Short term price movements and short term interest rate changes or whatever changes in the short term do not bother me. Can I wait for some time until RBI hikes interest rates and buy DHFL at a lower price? Maybe. But I don’t have a crystal ball. I already bought DHFL at decent levels. Now I just wait. There’s a long road to demand fulfillment and DHFL is definitely playing a part. If the market overreacts to interest rate hikes, I’ll go shopping for more.
In fact, as far as the Housing Finance space is concerned, I’d have loved to hold a bunch of them instead of a single one (Say DHFL, Repco and LIC Housing). But as you mentioned, many of them had already run up and weren’t available at a good price.

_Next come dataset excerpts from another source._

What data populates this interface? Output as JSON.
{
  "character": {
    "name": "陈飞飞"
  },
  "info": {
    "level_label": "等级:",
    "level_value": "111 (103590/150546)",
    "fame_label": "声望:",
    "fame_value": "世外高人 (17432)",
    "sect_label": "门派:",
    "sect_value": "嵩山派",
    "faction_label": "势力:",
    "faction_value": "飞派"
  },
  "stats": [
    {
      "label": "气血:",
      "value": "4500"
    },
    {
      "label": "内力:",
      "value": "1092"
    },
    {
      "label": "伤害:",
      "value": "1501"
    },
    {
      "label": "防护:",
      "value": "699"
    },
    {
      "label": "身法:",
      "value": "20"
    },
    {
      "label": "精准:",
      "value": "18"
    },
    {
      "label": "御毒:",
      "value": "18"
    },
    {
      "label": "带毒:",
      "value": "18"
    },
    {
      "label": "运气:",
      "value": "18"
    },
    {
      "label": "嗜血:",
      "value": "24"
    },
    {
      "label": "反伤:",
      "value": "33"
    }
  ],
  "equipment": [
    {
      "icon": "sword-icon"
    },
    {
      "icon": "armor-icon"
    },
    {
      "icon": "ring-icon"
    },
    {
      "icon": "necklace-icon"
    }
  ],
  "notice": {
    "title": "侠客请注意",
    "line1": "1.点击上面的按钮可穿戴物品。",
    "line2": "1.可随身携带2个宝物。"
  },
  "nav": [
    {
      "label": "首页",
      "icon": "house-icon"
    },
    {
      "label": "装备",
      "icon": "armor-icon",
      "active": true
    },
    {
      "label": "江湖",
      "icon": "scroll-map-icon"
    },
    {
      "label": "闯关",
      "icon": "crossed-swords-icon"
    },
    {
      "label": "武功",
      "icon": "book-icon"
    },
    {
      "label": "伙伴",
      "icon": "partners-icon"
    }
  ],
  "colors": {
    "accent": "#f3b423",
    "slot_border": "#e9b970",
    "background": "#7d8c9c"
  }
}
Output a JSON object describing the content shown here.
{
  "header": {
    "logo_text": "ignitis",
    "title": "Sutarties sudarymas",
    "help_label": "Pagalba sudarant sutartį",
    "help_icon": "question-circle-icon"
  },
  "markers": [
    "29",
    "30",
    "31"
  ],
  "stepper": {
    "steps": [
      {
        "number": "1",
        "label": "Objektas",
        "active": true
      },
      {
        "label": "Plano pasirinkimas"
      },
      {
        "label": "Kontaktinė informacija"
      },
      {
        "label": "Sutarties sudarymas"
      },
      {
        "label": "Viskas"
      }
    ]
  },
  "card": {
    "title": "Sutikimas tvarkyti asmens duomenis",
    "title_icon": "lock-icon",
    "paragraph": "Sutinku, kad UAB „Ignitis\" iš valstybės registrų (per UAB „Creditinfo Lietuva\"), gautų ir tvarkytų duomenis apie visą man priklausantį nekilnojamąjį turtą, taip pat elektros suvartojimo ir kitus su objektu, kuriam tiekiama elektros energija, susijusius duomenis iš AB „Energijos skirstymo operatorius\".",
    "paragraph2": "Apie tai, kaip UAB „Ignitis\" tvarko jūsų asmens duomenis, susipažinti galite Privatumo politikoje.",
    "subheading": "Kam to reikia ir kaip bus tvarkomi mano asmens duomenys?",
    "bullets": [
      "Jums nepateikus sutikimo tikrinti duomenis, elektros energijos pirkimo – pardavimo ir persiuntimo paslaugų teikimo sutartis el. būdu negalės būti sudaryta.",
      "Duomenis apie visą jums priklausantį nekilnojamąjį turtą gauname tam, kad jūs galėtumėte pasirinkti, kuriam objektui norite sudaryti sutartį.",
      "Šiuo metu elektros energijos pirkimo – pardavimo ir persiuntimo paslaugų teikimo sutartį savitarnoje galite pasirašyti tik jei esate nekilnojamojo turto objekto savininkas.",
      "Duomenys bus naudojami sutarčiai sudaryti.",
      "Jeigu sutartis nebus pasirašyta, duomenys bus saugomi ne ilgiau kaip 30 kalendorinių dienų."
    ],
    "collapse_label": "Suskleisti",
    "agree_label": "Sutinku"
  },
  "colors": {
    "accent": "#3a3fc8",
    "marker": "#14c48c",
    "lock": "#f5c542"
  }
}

Regarding the number of stocks I hold, it is largely a function of when I started investing. I started around a year and a half back. But whatever I invested in my first year were dubious and based on quick fixes (Price Ratios, Return Ratios). I started valuing my purchases only about 6 months ago. So, there was a huge churn in my portfolio then, reducing the number of stocks I hold drastically. I don’t think that many stocks are available at a good price now. If I’d started investing around, say 2009, I’d probably have held 10-15 stocks now. I don’t think holding more than 15 stocks makes a lot of sense though.
Thank you.
And sure. My approach is fairly simple. As mentioned elsewhere in this thread, this is my code of conduct. I try to follow it religiously as much as I can. My role model in India is currently Prof. Sanjay Bakshi and Chandrakant Sampath of the yesteryears. Both of them are known for holding on to decades of underperformance and waiting for compounding to work. I try to emulate them as much as I can. Will I be half as successful as them? Only time will tell.
Secondly, I don’t have big expectations. Even if I earn around 15% for the rest of my investing life, I’d be a happy. So my investments concentrate more on capital protection than extraordinary growth prospects.